I gradually reduce Debt to 0 over a 10 year time frame.
I gradually reduce Beta from 2.45 (bottom up Beta) to 1 over a 10 year time frame.
I gradually reduce the WACC from 11.9% to about 9% to reflect reduced Debt and increase in Equity.
I gradually reduce the Sales / Capital ratio from its current 8.5 to the industry median of 4.

Step 6 Other Adjustments

Employee Stock Options:
6.3 Million shares with a value of $11.53 Million, divided by 53 Million shares outstanding yields $1.37 per share reduction in value.
(I used Black-Shoals method, specifically Dam's Warrant spreadsheet).

This results in a $19.45 Fair value.

As the stock is currently trading around $15.25, this represents a 21% discount.

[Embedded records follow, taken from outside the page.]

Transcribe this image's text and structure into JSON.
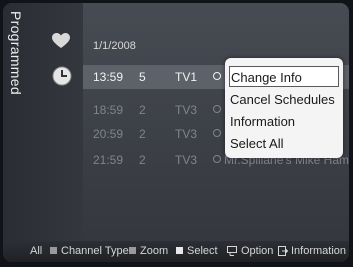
{
  "sidebar": {
    "title": "Programmed"
  },
  "list": {
    "date": "1/1/2008",
    "rows": [
      {
        "time": "13:59",
        "channel": "5",
        "channel_name": "TV1",
        "program": ""
      },
      {
        "time": "18:59",
        "channel": "2",
        "channel_name": "TV3",
        "program": ""
      },
      {
        "time": "20:59",
        "channel": "2",
        "channel_name": "TV3",
        "program": ""
      },
      {
        "time": "21:59",
        "channel": "2",
        "channel_name": "TV3",
        "program": "Mr.Spillane's Mike Hammer"
      }
    ]
  },
  "popup": {
    "items": [
      "Change Info",
      "Cancel Schedules",
      "Information",
      "Select All"
    ]
  },
  "footer": {
    "all": "All",
    "channel_type": "Channel Type",
    "zoom": "Zoom",
    "select": "Select",
    "option": "Option",
    "information": "Information"
  },
  "colors": {
    "selected_row": "#5d6169",
    "popup_bg": "#f4f4f4",
    "dim_text": "#7f848c"
  }
}
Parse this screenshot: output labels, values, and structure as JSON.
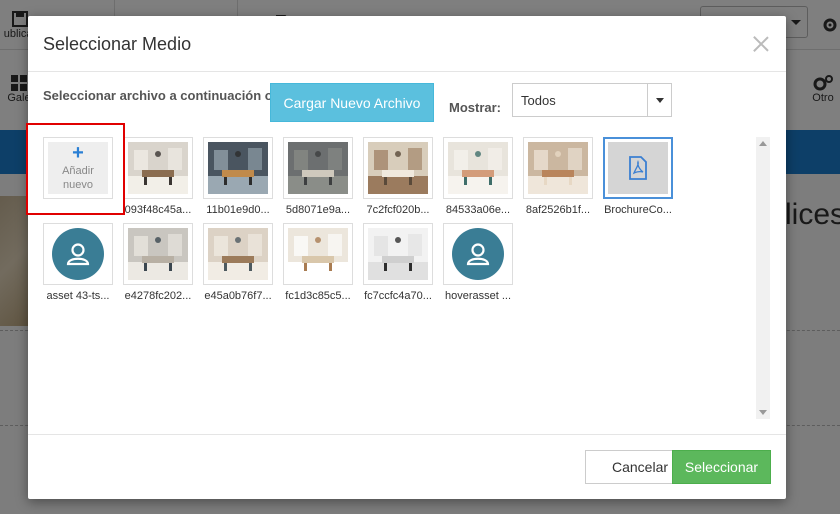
{
  "background": {
    "toolbar": {
      "publish_label": "ublicar",
      "gallery_label": "Gale",
      "other_label": "Otro"
    },
    "heading_fragment": "lices"
  },
  "modal": {
    "title": "Seleccionar Medio",
    "instruction": "Seleccionar archivo a continuación o",
    "upload_button": "Cargar Nuevo Archivo",
    "filter_label": "Mostrar:",
    "filter_value": "Todos",
    "add_new": {
      "line1": "Añadir",
      "line2": "nuevo"
    },
    "items": [
      {
        "label": "093f48c45a...",
        "type": "photo"
      },
      {
        "label": "11b01e9d0...",
        "type": "photo"
      },
      {
        "label": "5d8071e9a...",
        "type": "photo"
      },
      {
        "label": "7c2fcf020b...",
        "type": "photo"
      },
      {
        "label": "84533a06e...",
        "type": "photo"
      },
      {
        "label": "8af2526b1f...",
        "type": "photo"
      },
      {
        "label": "BrochureCo...",
        "type": "pdf",
        "selected": true
      },
      {
        "label": "asset 43-ts...",
        "type": "avatar"
      },
      {
        "label": "e4278fc202...",
        "type": "photo"
      },
      {
        "label": "e45a0b76f7...",
        "type": "photo"
      },
      {
        "label": "fc1d3c85c5...",
        "type": "photo"
      },
      {
        "label": "fc7ccfc4a70...",
        "type": "photo"
      },
      {
        "label": "hoverasset ...",
        "type": "avatar"
      }
    ],
    "cancel_button": "Cancelar",
    "select_button": "Seleccionar"
  },
  "colors": {
    "upload_button": "#5bc0de",
    "select_button": "#5cb85c",
    "highlight_box": "#e00000",
    "avatar": "#3a7d95",
    "selected_border": "#4a90d9",
    "background_band": "#1a7fd1"
  },
  "icons": [
    "close-icon",
    "plus-icon",
    "pdf-icon",
    "user-icon",
    "chevron-down-icon"
  ]
}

Step 7 Vary the Assumptions

Let's see what happens when we change the revenue Growth rates (I use EPS growth estimates)
The Low is 15% (see above), consensus is 26% and the high is 40% (I always throw out the high estimate).

Lets use 15% revenue growth and 20% Operating Margin, then FV = $25, (40% discount)

Lets use the concensus EPS Growth as the Revenue growth rate of 26% (and 15% operating margin), then FV = $37.82 (60% discount)


Conclusions

Me, I will stick to the Operation Margin of 15% and the lower Sales Growth rate of 15%.

There are several factors affecting Pixelworks, first the whole semiconductor sector is at at 52 week low, institutional investors are exiting this sector.

There are concerns that demand for HDTV's will drop significantly as soon as the Olympics are over.

With all the cash raised by 2 convertable bond issues (totaling $150 million) PXLW is bound to use to buy something.
The market rarely likes acquistions, and the acquistions often fail.
Pixelworks has made past acquistions, and it has a lot of goodwill on the books to show for those acquistions.


Semis is an unloved sector, but HDTV is a hyped growth sector.

I will consider buying at a larger margin of safety (more than 20%, perhaps 40%), which given the current love-hate environment, could happen.


Risks

This is my first attempt at a darkside valuation using the Sales/Capital ratio, I could have mis-applied the technique yielding "reasonable" but wrong results.